Epoc-maker acts quickly to prevent stock turmoil

Symbian yesterday called on alliance member Motorola to reaffirm its support for the smartphone platform after the mobile phone giant announced its decision to work with Symbian rival Palm on a pair of smartphones.

The PalmOS-based phones were announced yesterday, but an apparently chastened Motorola quickly re-stated its support for Symbian's Epoc 32 operating system and its plan to develop Epoc-based smartphones with Psion for shipment sometime next year - well ahead of the PalmOS-based handsets.

"Motorola remains committed as a shareholder, active participant and licensee of Symbian,'' Motorola said in a statement issued by Symbian. "Motorola also confirms its commitment to the joint development program with Psion scheduled to deliver phone-pad products in 2001.''

As will other cellphone developers. Nokia reaffirmed its own support for Symbian yesterday, noting its plan to ship and Epoc-based smartphone next year. And Symbian head Colly Myers pointed out that Ericsson has already begun shipping its Epoc-based R380 organiser-cum-phone.

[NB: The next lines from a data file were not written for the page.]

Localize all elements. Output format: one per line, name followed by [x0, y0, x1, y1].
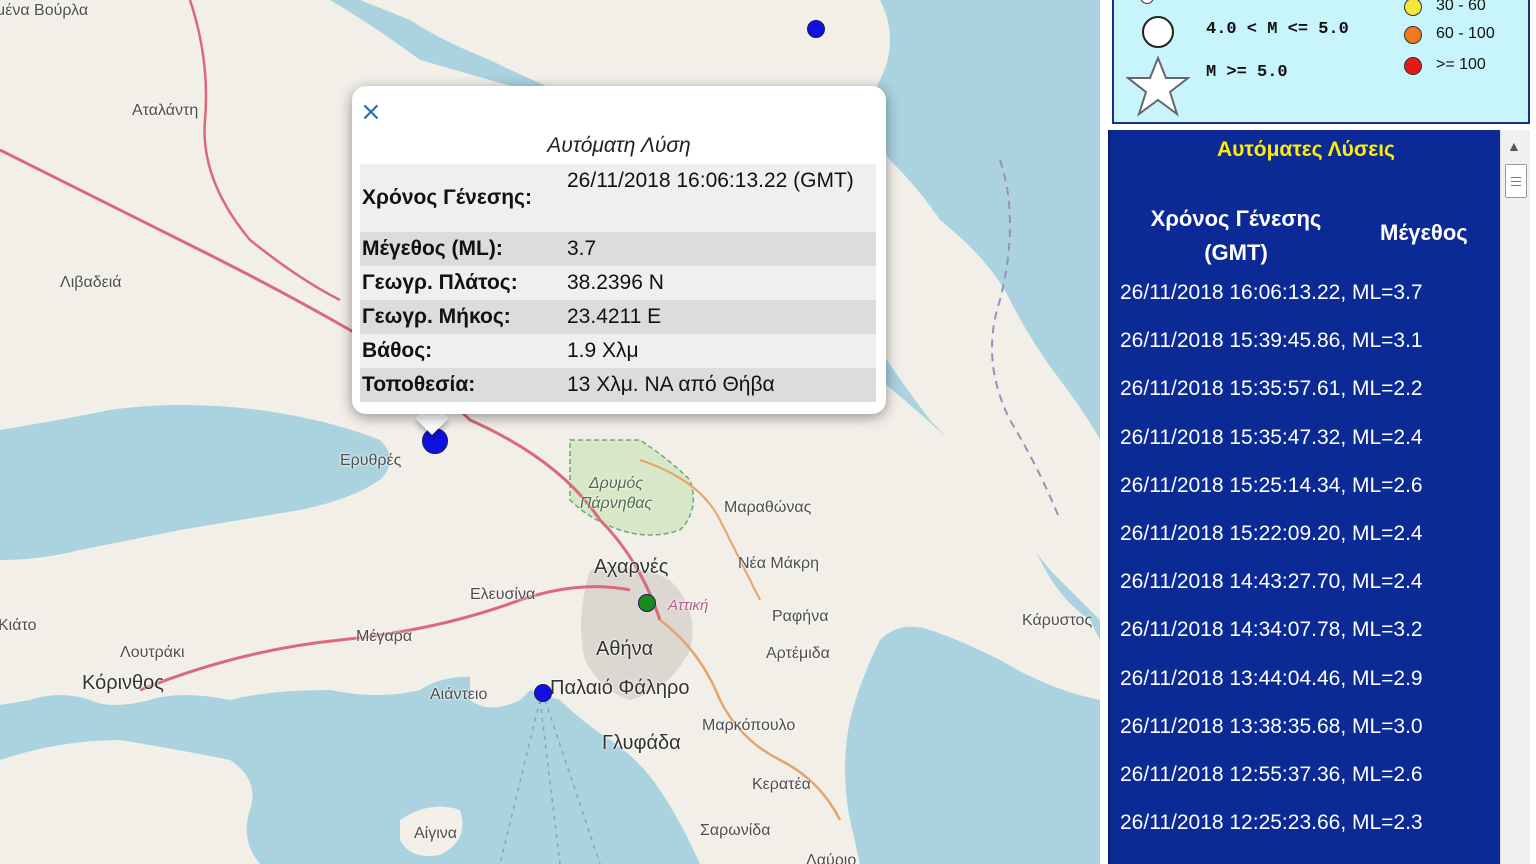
list-item[interactable]: 26/11/2018 15:35:57.61, ML=2.2	[1120, 374, 1500, 422]
detail-label: Μέγεθος (ML):	[362, 237, 503, 260]
place-label: μένα Βούρλα	[0, 2, 89, 19]
detail-row: Γεωγρ. Πλάτος: 38.2396 N	[360, 266, 876, 300]
list-item[interactable]: 26/11/2018 16:06:13.22, ML=3.7	[1120, 278, 1500, 326]
quake-marker[interactable]	[534, 684, 552, 702]
legend-mag-mid: 4.0 < M <= 5.0	[1206, 20, 1349, 39]
detail-row: Τοποθεσία: 13 Χλμ. ΝΑ από Θήβα	[360, 368, 876, 402]
list-item[interactable]: 26/11/2018 12:25:23.66, ML=2.3	[1120, 808, 1500, 856]
scroll-up-icon[interactable]: ▲	[1507, 138, 1521, 154]
place-label: Αταλάντη	[132, 102, 199, 119]
land-peloponnese	[0, 740, 260, 864]
place-label: Γλυφάδα	[602, 732, 681, 754]
legend-star-icon	[1126, 55, 1190, 117]
legend-depth-label: >= 100	[1436, 56, 1486, 73]
list-item[interactable]: 26/11/2018 14:43:27.70, ML=2.4	[1120, 567, 1500, 615]
detail-value: 23.4211 E	[567, 305, 662, 328]
place-label: Αττική	[668, 597, 709, 614]
detail-row: Χρόνος Γένεσης: 26/11/2018 16:06:13.22 (…	[360, 164, 876, 232]
place-label: Παλαιό Φάληρο	[550, 677, 690, 699]
place-label: Κάρυστος	[1022, 612, 1093, 629]
legend-depth-label: 60 - 100	[1436, 25, 1495, 42]
side-panel: 4.0 < M <= 5.0 M >= 5.0 30 - 60 60 - 100…	[1100, 0, 1536, 864]
place-label: Σαρωνίδα	[700, 822, 771, 839]
legend-depth-dot	[1404, 57, 1422, 75]
list-scrollbar[interactable]: ▲	[1500, 130, 1530, 864]
place-label: Δρυμός Πάρνηθας	[579, 475, 653, 512]
list-item[interactable]: 26/11/2018 12:55:37.36, ML=2.6	[1120, 760, 1500, 808]
scroll-thumb[interactable]	[1505, 164, 1527, 198]
detail-label: Βάθος:	[362, 339, 433, 362]
list-item[interactable]: 26/11/2018 14:34:07.78, ML=3.2	[1120, 615, 1500, 663]
quake-marker[interactable]	[638, 594, 656, 612]
place-label: Ραφήνα	[772, 608, 829, 625]
list-item[interactable]: 26/11/2018 15:35:47.32, ML=2.4	[1120, 423, 1500, 471]
place-label: Μαρκόπουλο	[702, 717, 796, 734]
detail-label: Τοποθεσία:	[362, 373, 476, 396]
list-item[interactable]: 26/11/2018 15:39:45.86, ML=3.1	[1120, 326, 1500, 374]
legend-mag-high: M >= 5.0	[1206, 63, 1288, 82]
place-label: Νέα Μάκρη	[738, 555, 819, 572]
map-view[interactable]: μένα Βούρλα Αταλάντη Λιβαδειά Ερυθρές Δρ…	[0, 0, 1100, 864]
legend-small-circle-icon	[1140, 0, 1154, 4]
place-label: Κιάτο	[0, 617, 37, 634]
detail-row: Γεωγρ. Μήκος: 23.4211 E	[360, 300, 876, 334]
detail-value: 38.2396 N	[567, 271, 664, 294]
list-item[interactable]: 26/11/2018 13:38:35.68, ML=3.0	[1120, 712, 1500, 760]
legend-circle-icon	[1142, 16, 1174, 48]
place-label: Αχαρνές	[594, 556, 669, 578]
popup-title: Αυτόματη Λύση	[547, 134, 691, 157]
detail-value: 13 Χλμ. ΝΑ από Θήβα	[567, 373, 775, 396]
detail-value: 3.7	[567, 237, 597, 260]
legend-depth-dot	[1404, 26, 1422, 44]
place-label: Αθήνα	[596, 638, 654, 660]
place-label: Κερατέα	[752, 776, 811, 793]
list-item[interactable]: 26/11/2018 15:22:09.20, ML=2.4	[1120, 519, 1500, 567]
quake-marker[interactable]	[807, 20, 825, 38]
detail-value: 26/11/2018 16:06:13.22 (GMT)	[567, 169, 854, 192]
header-origin-time: Χρόνος Γένεσης (GMT)	[1150, 206, 1322, 265]
detail-row: Βάθος: 1.9 Χλμ	[360, 334, 876, 368]
sea-route	[499, 699, 601, 864]
list-rows: 26/11/2018 16:06:13.22, ML=3.7 26/11/201…	[1120, 278, 1500, 856]
place-label: Ελευσίνα	[470, 586, 536, 603]
list-title: Αυτόματες Λύσεις	[1217, 138, 1395, 161]
place-label: Μαραθώνας	[724, 499, 812, 516]
list-item[interactable]: 26/11/2018 13:44:04.46, ML=2.9	[1120, 664, 1500, 712]
list-item[interactable]: 26/11/2018 15:25:14.34, ML=2.6	[1120, 471, 1500, 519]
place-label: Αρτέμιδα	[766, 645, 830, 662]
legend-depth-label: 30 - 60	[1436, 0, 1486, 14]
legend-depth-dot	[1404, 0, 1422, 16]
place-label: Αίγινα	[414, 825, 458, 842]
legend: 4.0 < M <= 5.0 M >= 5.0 30 - 60 60 - 100…	[1112, 0, 1530, 124]
detail-row: Μέγεθος (ML): 3.7	[360, 232, 876, 266]
place-label: Ερυθρές	[340, 452, 402, 469]
detail-value: 1.9 Χλμ	[567, 339, 639, 362]
place-label: Κόρινθος	[82, 672, 164, 694]
place-label: Λιβαδειά	[60, 274, 122, 291]
detail-label: Γεωγρ. Μήκος:	[362, 305, 511, 328]
detail-label: Γεωγρ. Πλάτος:	[362, 271, 518, 294]
place-label: Μέγαρα	[356, 628, 413, 645]
header-magnitude: Μέγεθος	[1380, 220, 1468, 245]
place-label: Λουτράκι	[120, 644, 185, 661]
auto-solutions-list[interactable]: Αυτόματες Λύσεις Χρόνος Γένεσης (GMT) Μέ…	[1108, 130, 1500, 864]
popup-details-table: Χρόνος Γένεσης: 26/11/2018 16:06:13.22 (…	[360, 164, 876, 402]
detail-label: Χρόνος Γένεσης:	[362, 186, 532, 209]
place-label: Αιάντειο	[430, 686, 488, 703]
place-label: Λαύριο	[806, 852, 857, 864]
quake-popup: × Αυτόματη Λύση Χρόνος Γένεσης: 26/11/20…	[352, 86, 886, 414]
close-icon[interactable]: ×	[360, 98, 382, 126]
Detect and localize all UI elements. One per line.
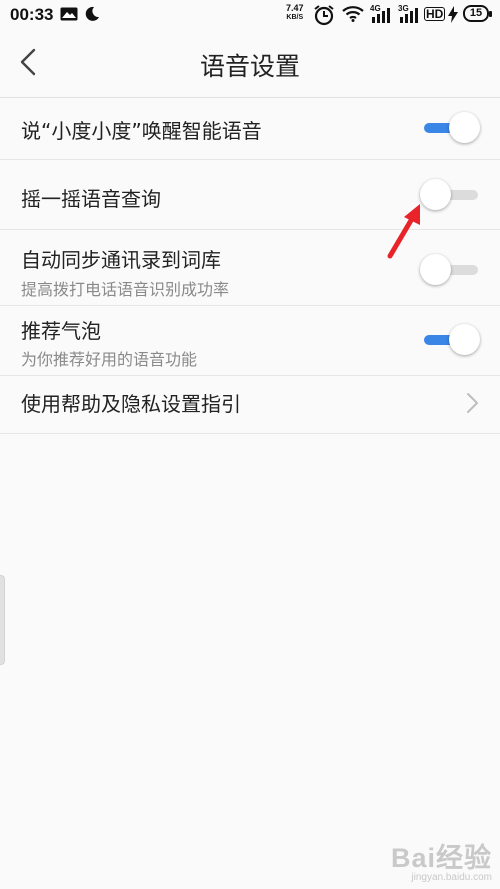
wifi-icon [342,6,364,22]
battery-icon: 15 [463,5,492,22]
bubble-label: 推荐气泡 [21,319,101,343]
hd-badge: HD [424,7,446,21]
net-speed-value: 7.47 [286,3,304,13]
help-privacy-label: 使用帮助及隐私设置指引 [21,392,241,416]
page-title: 语音设置 [199,52,300,81]
net-speed: 7.47 KB/S [286,4,304,22]
signal-strength-icon [400,8,418,23]
baidu-jingyan-watermark: Bai经验 jingyan.baidu.com [391,836,492,883]
toggle-knob [449,112,480,143]
wake-word-label: 说“小度小度”唤醒智能语音 [21,119,262,143]
bubble-description: 为你推荐好用的语音功能 [21,350,198,369]
setting-row-wake-word: 说“小度小度”唤醒智能语音 [0,98,500,160]
annotation-arrow-icon [387,204,420,259]
app-header: 语音设置 [0,30,500,98]
wake-word-toggle[interactable] [420,111,482,145]
battery-level: 15 [469,7,483,19]
bubble-toggle[interactable] [420,323,482,357]
charging-bolt-icon [448,6,458,23]
watermark-text: Bai经验 [390,843,492,873]
setting-row-bubble: 推荐气泡 为你推荐好用的语音功能 [0,306,500,376]
shake-query-label: 摇一摇语音查询 [21,187,161,211]
signal-strength-icon [372,8,390,23]
sync-contacts-description: 提高拨打电话语音识别成功率 [21,280,230,299]
sync-contacts-label: 自动同步通讯录到词库 [21,248,221,272]
status-bar: 00:33 7.47 KB/S 4G 3G HD 15 [0,0,500,30]
alarm-clock-icon [314,5,334,26]
image-notification-icon [60,7,78,21]
floating-side-tab[interactable] [0,575,5,665]
moon-icon [85,6,99,21]
toggle-knob [449,324,480,355]
status-time: 00:33 [10,5,54,24]
setting-row-help-privacy[interactable]: 使用帮助及隐私设置指引 [0,376,500,434]
chevron-right-icon [467,393,478,413]
net-speed-unit: KB/S [286,14,304,21]
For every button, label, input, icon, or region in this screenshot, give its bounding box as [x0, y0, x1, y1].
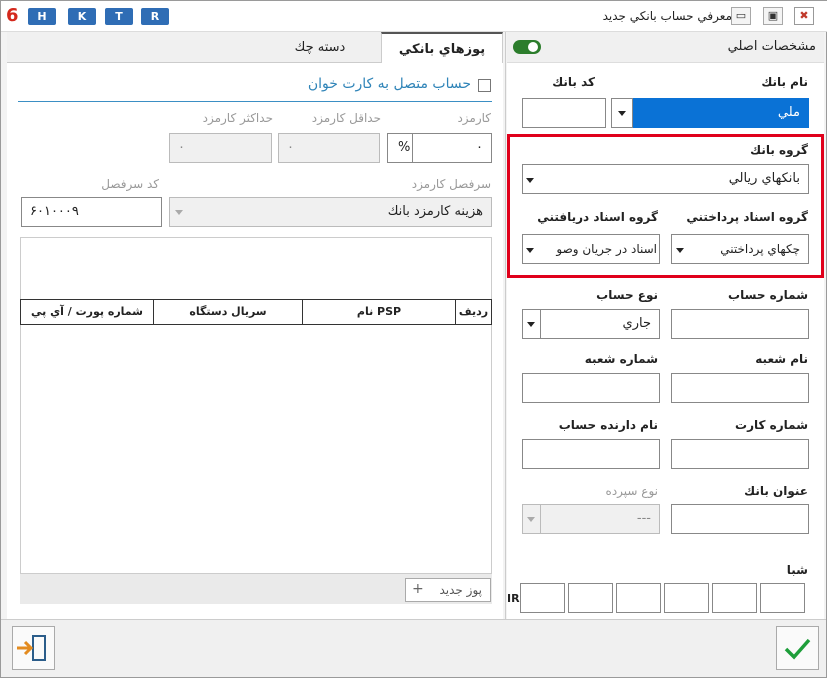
account-type-select[interactable]: جاري	[522, 309, 660, 339]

Having seen the R380, we can say it's not a bad product, but its interface is poor, and we can see why Nokia is interested in getting the Palm UI on top of Epoc and why Motorola might well want to ship Palm-based phones once it has got people used to the idea of using a phone as an organiser by chucking basis PIM features on top of Epoc in next year's handsets.

Again, we're forced to wonder whether all this points to some conjunction of Palm and Symbian technology in the not-too-distant future, even though the two companies appear to be direct competitors.

That, of course, is Symbian's main concern. Psion's share price was rocked earlier this year when Symbian alliance member Ericsson said it was working with Microsoft, whose Windows CE also competes with Epoc and PalmOS. This time round, Psion offshoot Symbian clearly wants to avoid similar turmoil.

Ericsson's deal with Microsoft, like Motorola's with Palm, suggests Symbian alliance members aren't beyond playing the field and allying themselves with rival platforms in case the market shifts in their direction. Indeed, Motorola's work with Palm could easily be a matter of 'playing it safe' rather than the precursor of a Palm-Symbian technology pact.